Jeff has ten packages that he wants to mail. Nine identical packages weigh \( 2 \frac{7}{8} \) pounds each. A tenth package weighs two times as much as one of the other packages. How many pounds do all ten packages weigh?

First, we need to calculate the weight of the ninth package. Each of the nine identical packages weighs \( 2 \frac{7}{8} \) pounds.
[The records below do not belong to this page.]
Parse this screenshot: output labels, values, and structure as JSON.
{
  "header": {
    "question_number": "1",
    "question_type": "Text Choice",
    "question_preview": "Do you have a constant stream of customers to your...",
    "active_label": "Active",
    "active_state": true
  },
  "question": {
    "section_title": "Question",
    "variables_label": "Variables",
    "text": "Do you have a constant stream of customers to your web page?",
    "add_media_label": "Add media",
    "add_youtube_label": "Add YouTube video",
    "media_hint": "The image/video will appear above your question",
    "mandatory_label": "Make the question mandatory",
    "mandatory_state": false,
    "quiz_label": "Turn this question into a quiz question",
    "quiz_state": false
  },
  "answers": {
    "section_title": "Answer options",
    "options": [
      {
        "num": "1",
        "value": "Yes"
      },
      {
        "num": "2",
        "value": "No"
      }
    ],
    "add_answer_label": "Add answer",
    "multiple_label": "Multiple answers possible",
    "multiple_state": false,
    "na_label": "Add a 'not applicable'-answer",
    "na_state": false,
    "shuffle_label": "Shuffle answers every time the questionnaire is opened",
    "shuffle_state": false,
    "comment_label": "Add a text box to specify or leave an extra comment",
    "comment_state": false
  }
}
To make our calculations simpler, let's convert \( 2 \frac{7}{8} \) into an improper fraction: \[ 2 \frac{7}{8} = \frac{16}{8} + \frac{7}{8} = \frac{23}{8} \text{ pounds} \] Next, we multiply this weight by 9 to find the total weight of the nine identical packages: \[ 9 \times \frac{23}{8} = \frac{207}{8} \text{ pounds} \] Now, for the tenth package, which weighs two times as much as one of the other packages: \[ 2 \times \frac{23}{8} = \frac{46}{8} = \frac{23}{4} \text{ pounds} \] Now we add the weight of the ninth package to the weight of the tenth package: \[ \text{Total weight} = \frac{207}{8} + \frac{23}{4} \] To add these, we need a common denominator. The common denominator of 8 and 4 is 8, so we can convert \( \frac{23}{4} \) into eighths: \[ \frac{23}{4} = \frac{23 \times 2}{4 \times 2} = \frac{46}{8} \] Now, we can add the two fractions: \[ \frac{207}{8} + \frac{46}{8} = \frac{253}{8} \text{ pounds} \] Finally, let's convert \( \frac{253}{8} \) back into a mixed number: \[ 253 \div 8 = 31 \text{ R } 5 \] So, \( \frac{253}{8} = 31 \frac{5}{8} \). Therefore, the total weight of all ten packages is \( \boxed{31 \frac{5}{8}} \) pounds.